O da bir çay kaşığı aldı. Pis özenti... İlle yemeğime ortak olacak! Adımlarını bana çevirdikten sonra ayağıyla yanımdaki sandalyeyi geri çekti ve yanıma oturdu. Benimle birlikte yemeye başladığında aklına ne geldiyse çatıldı kaşları bir anda. Her hareketini izliyordum o fark etmese bile. "Dün kaçta geldin eve?"

Dudaklarımı tam hatırlamadığımı belirtircesine büzdüm. "Gece bir gibi falan sanırım."

Şaşkın ve şüpheci bir ifade takındı. "O saate kadar mı sürdü davet?"

"Yoo."

Sabır dilenir gibi bir şeyler mırıldandıktan sonra, "İlle sormam mı gerekiyor, taksit taksit anlatmasana kızım," dedi huysuzca.

Oflayarak bıraktım çay kaşığını masaya. "Bir şey olmadı işte, yanındayım.
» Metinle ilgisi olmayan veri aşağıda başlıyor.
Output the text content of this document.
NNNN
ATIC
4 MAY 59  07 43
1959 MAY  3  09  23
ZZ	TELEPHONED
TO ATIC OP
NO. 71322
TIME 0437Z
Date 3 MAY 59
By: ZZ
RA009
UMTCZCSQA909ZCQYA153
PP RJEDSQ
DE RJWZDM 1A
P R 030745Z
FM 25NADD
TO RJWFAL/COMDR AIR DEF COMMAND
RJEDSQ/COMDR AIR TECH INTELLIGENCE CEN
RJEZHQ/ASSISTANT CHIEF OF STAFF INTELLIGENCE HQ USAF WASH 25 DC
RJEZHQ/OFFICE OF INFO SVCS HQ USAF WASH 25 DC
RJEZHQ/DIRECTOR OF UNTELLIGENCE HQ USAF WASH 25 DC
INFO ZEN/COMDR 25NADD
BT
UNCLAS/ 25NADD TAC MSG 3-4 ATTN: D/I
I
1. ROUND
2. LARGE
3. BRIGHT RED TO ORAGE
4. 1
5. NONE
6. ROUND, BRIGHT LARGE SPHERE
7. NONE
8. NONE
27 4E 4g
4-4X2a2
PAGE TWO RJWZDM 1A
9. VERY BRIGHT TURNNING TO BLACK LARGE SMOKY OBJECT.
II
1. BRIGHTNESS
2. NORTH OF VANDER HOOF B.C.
Neyi merak ediyorsun anlamadım ki!"

Yüzünü yüzüme hizalayıp gözlerimin içine aptala laf anlatır gibi baktı. Kara delikler beni yine içine çekiyordu. "Davet o saate kadar sürmediyse, o saate kadar nerede olduğunu mesela."

Her ne kadar hesap vermek zorunda olmadığımı bilsem de, sabah sabah tartışmak istemediğim için anlattım dün olanları; çiğköfteciye gidişimizi ve ardından sahil yürüyüşünü. Şarkı kısmını atlamıştım, bilmese de olurdu.

"Ben ondan uzak durman gerektiğini söyledikçe yaklaşmaktan zevk mi alıyorsun?" diye sordu, vücudunu bana döndürüp karanlık bir sesle. Bakışlarında rastladığım duvara toslar gibi oldum o öyle deyince.